Christian Boltanski - über die Kunst als Kunst


Meiner Meinung nach muß eine Form sich beständig entwickeln, denn sie ist, einmal als "künstlerisch" erkannt, nicht mehr in derselben Art und Weise deutbar. Gleichwohl ist sicher, daß man sich immer weiterentwickelt, daß die Welt sich weiterentwickelt, daß sich die Geschichte im Tun eines jeden Menschen widerspiegelt. Die Situation 1969 unterscheidet sich gänzlich von der heutigen. 1969 erlebte die westliche Welt einen großen Umbruch: in Frankreich gab es den Mai '68, in den USA die Hippie-Bewegung, und es entstand eine Friedensbewegung gegen den Krieg in Vietnam, die Intellektuellen sahen sich am Vorabend einer kulturellen Umwandlung, die an eine soziale Evolution gekoppelt schien ... Heute haben die Ideologen ihre Durchschlagskraft verloren. Wir glauben nicht mehr an einen Vorabend der Revolution, denn wir leben in einem Klima der Ungewißheit. Es ist also normal, daß sich viele Künstler von dem, das mir heute als optimistische Position erscheint, abwenden: Kunst zu erklären und zu theoretisieren oder anonyme Strukturen finden, um die allgemeinen Lebensbedingungen zu verbessern. Sie haben sich in mehr "schizophrene" Meinungen geflüchtet: die Realität anzulehnen und sich dem Traum hinzugeben.
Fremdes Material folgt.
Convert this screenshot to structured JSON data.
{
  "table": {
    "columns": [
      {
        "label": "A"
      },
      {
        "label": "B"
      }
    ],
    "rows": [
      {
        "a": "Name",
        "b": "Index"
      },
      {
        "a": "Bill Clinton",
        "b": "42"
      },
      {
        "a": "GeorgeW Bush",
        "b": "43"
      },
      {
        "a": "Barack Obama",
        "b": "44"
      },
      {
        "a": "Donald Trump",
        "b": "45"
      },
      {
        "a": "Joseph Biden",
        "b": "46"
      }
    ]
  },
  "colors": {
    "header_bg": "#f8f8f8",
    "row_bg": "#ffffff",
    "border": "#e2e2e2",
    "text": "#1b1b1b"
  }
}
Heute - und das war schon immer meine persönliche Meinung - glaube ich, will die Kunst das Leben gar nicht mehr beeinflussen. Kunst ist nicht mehr Kunst, die Malerei erleidet die Welt, aber sie hat keine Wirkung mehr auf sie. Und dennoch bleibt die Kunst das Beste, was es in dieser schrecklichen Welt noch gibt ...


Mir bleibt als einziger Ausweg, zu Hause zu bleiben, mich um mich selbst drehend am Boden zu scharren und hübsche Bildchen anzuschauen.

Abgedruckt in: Kat. C. B., Centre Georges Pompidou, Paris 1984
Aus dem Französisdien von Anne Maier-Rokowski
hier zitiert nach: Neue Zeitung Nr. 3 vom 8. November 1993 , herausgegeben von der Kurt Eisner Kulturstiftung
zur Preisverleihung an Christian Boltanski am 8. November 1993 in der Städtischen Galerie im Lenbachhaus, München.